Figure 13 shows the prediction results by using the three prediction models. In the updating procedure for the LSTM model, the prediction error is controlled within 5% after 5 epochs and the MAE for the LSTM model is 13.08 cm pertaining to the prediction set, indicating favorable fitting results have been obtained. By this time, the trained model can be used to predict the subsequent wave height.

Fig. 13
figure 13

Prediction for wave height variation by machine learning models

The XGBoost and ARIMA models, as Fig.13 shows, can marginally predict the tendency of the data series. Since the learning capability for these two techniques is relatively high, the prediction procedure can be initiated when the first group of data is collected, and subsequently the prediction model is updated in each following time step. However, the forecast accuracy is far less than that predicted by the LSTM model, as obvious time lag phenomenon is observed. Compare the MAE and MSE value of predictions given by three models in Table 5, it can also be concluded that the result of LSTM model is much more favorable than that predicted by the rest of the two models. The unfavorable prediction results by XGBoost and ARIMA model may be related to the difficulties in controlling the complexity of models’ architecture in the training process, thus overfitting in small sample learning would largely happen.

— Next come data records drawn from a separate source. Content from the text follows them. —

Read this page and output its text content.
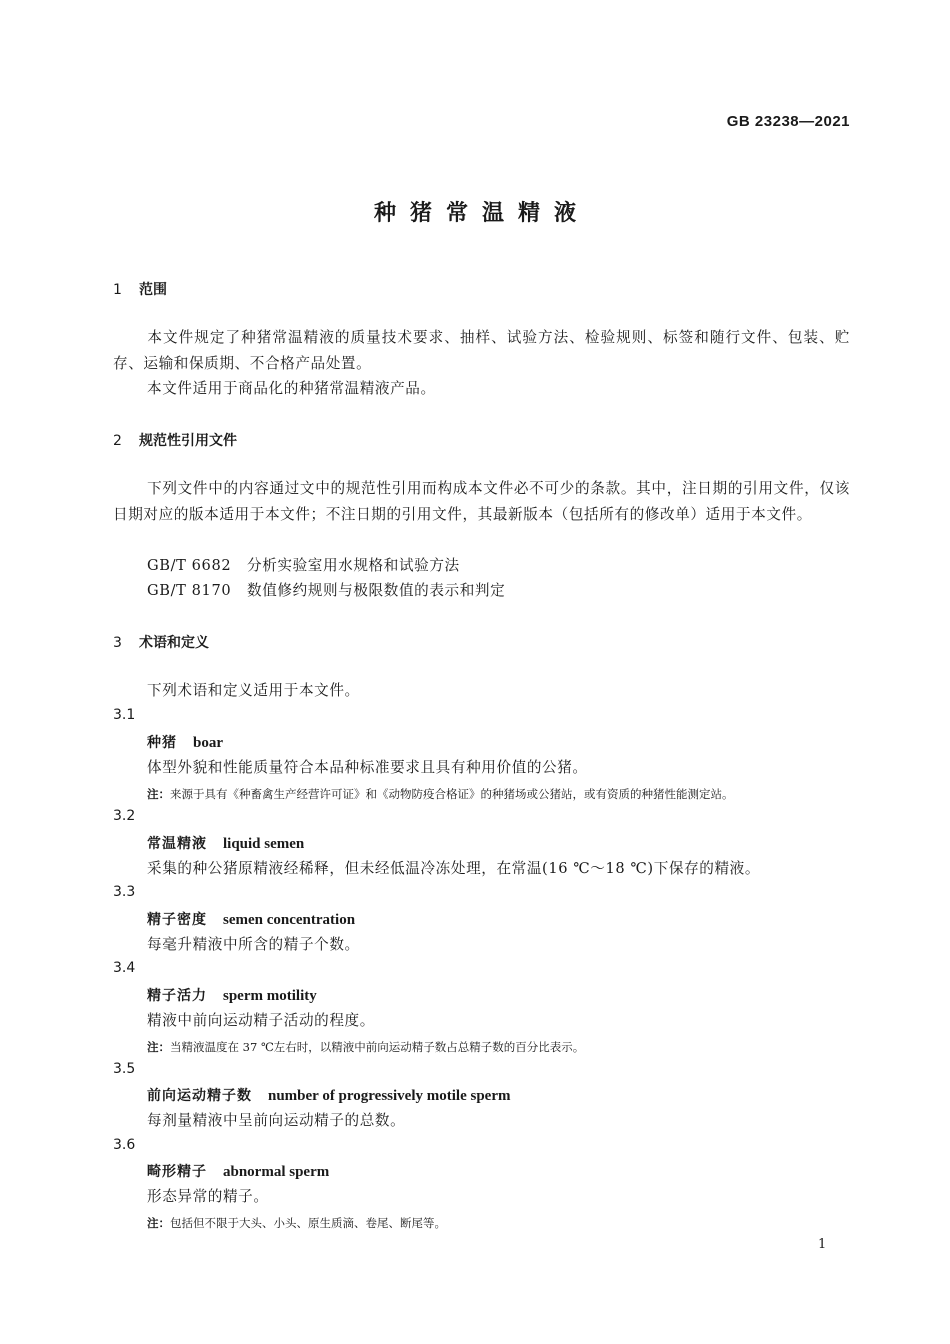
GB 23238—2021
种猪常温精液
1 范围
本文件规定了种猪常温精液的质量技术要求、抽样、试验方法、检验规则、标签和随行文件、包装、贮存、运输和保质期、不合格产品处置。
本文件适用于商品化的种猪常温精液产品。
2 规范性引用文件
下列文件中的内容通过文中的规范性引用而构成本文件必不可少的条款。其中，注日期的引用文件，仅该日期对应的版本适用于本文件；不注日期的引用文件，其最新版本（包括所有的修改单）适用于本文件。
GB/T 6682 分析实验室用水规格和试验方法
GB/T 8170 数值修约规则与极限数值的表示和判定
3 术语和定义
下列术语和定义适用于本文件。
3.1
种猪 boar
体型外貌和性能质量符合本品种标准要求且具有种用价值的公猪。
注：来源于具有《种畜禽生产经营许可证》和《动物防疫合格证》的种猪场或公猪站，或有资质的种猪性能测定站。
3.2
常温精液 liquid semen
采集的种公猪原精液经稀释，但未经低温冷冻处理，在常温(16 ℃～18 ℃)下保存的精液。
3.3
精子密度 semen concentration
每毫升精液中所含的精子个数。
3.4
精子活力 sperm motility
精液中前向运动精子活动的程度。
注：当精液温度在 37 ℃左右时，以精液中前向运动精子数占总精子数的百分比表示。
3.5
前向运动精子数 number of progressively motile sperm
每剂量精液中呈前向运动精子的总数。
3.6
畸形精子 abnormal sperm
形态异常的精子。
注：包括但不限于大头、小头、原生质滴、卷尾、断尾等。
1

Table 5 Prediction errors of wave height

4 Concluding remarks

In this study, three machine learning techniques, i.e., the XGBoost (Extreme Gradient Boosting), ARIMA (Autoregressive Integrated Moving Average Model) and LSTM (Long Short-Term Memory Networks) were applied in three demonstrative cases with datasets that are closely related to the safety and resilience of coastal bridges during their service life. A typical data preprocessing method was adopted and an improved prediction framework for the LSTM model after the rolling forecast prediction was proposed to enhance the prediction accuracy. Based on the comparative results in the demonstration cases, the following conclusions can be obtained:

  1. 1.

    For datasets with clear periodicity, all three considered machine learning models demonstrate rather favorable performance in the time series prediction. Both the XGBoost and LSTM models can predict multi-step ahead, whereas a relatively larger accuracy on a small training dataset can be achieved by using the XGBoost model and employing the LSTM model cannot reach a high precision yet due to the partitioning ways on datasets. Therefore, it is necessary to ensure a sufficiently large dataset when using the LSTM model for time series prediction. By using the ARIMA model a high prediction accuracy is remained, but this model predicts only one step ahead.

  2. 2.

    For datasets with fluctuating values within certain range and complex frequency distribution, using the ARIMA model can achieve a relatively higher prediction accuracy on the original dataset than that associated with the XGBoost and LSTM models. However, with adopting a typical preprocessing method where the five most prominent wave bands with corresponding maximum amplitudes in the frequency domain are extracted for individual prediction, higher prediction accuracy can thus be achieved.

  3. 3.

    The LSTM model features with high prediction accuracy with an improved framework after the rolling forecast prediction, where overfitting issues can be avoided. The k-fold method and model updating overcomes the lack of data points to some extent. However, the low accuracy and phase lag phenomenon can be observed for the prediction results by using the XGBoost and ARIMA models and this is because overfitting in small sample learning usually occurs.

The availability of the data largely limits the model training process. Currently, the models have been trained based on the available datasets in the literature. Once given a larger data set, it is worth analyzing the model performance more extensively, especially for the rolling forecast models. The overfitting problem may then be resolved, but the efficiency of the model training needs to be emphasized.